Fatores que desencadeiam problemas na ATM

A inter-relação entre o sistema imunológico e as emoções é extremamente complexa e apesar de muitos anos de estudos, persistem dúvidas em relação de como as alterações emocionais interferem com o sistema imunológico. Atualmente o mundo vive um momento difícil, e sabemos que estresse, ansiedade e depressão andam em conjunto, mas a confiança e o pensamento positivo devem prevalecer.

Ao longo dos nossos 25 anos de experiência profissional temos percebido que as doenças relacionadas à ATM têm aumentado significativamente. Estudos mostram que as doenças e disfunções na articulação têmporo mandibular (ATM) afetam em média 35% da população. Essa articulação realiza movimentos complexos, tendo função na mastigação, deglutição, fonação e a própria postura mandibular.

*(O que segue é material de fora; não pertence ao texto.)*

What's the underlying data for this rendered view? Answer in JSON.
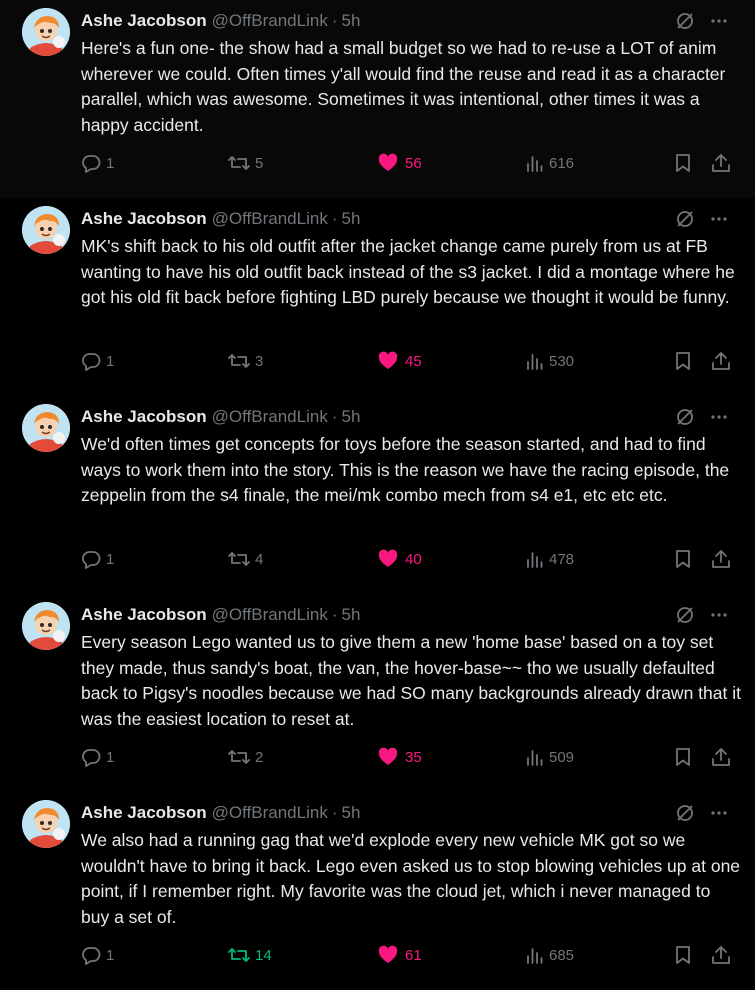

Quando existe alguma alteração na ATM, acontece o que chamamos de disfunção têmporo mandibular DTM; é uma síndrome que envolve a região craniocervical, musculatura mastigatória e a ATM. A DTM é classificada como um conjunto de distúrbios, de origem multifatorial que leva a diversos sinais e sintomas. Considerada de difícil diagnóstico, pois possui uma natureza heterogênea de sintomas. A etiologia da DTM pode estar relacionada a fatores psicológicos, alterações posturais, hiperatividade muscular, interferências oclusais, lesões traumáticas e/ou degenerativas da ATM ou a combinação entre os diversos fatores. Dentre tantos fatores a inter-relação entre os três principais são: psicocomportamentais, oclusais e neuromusculares.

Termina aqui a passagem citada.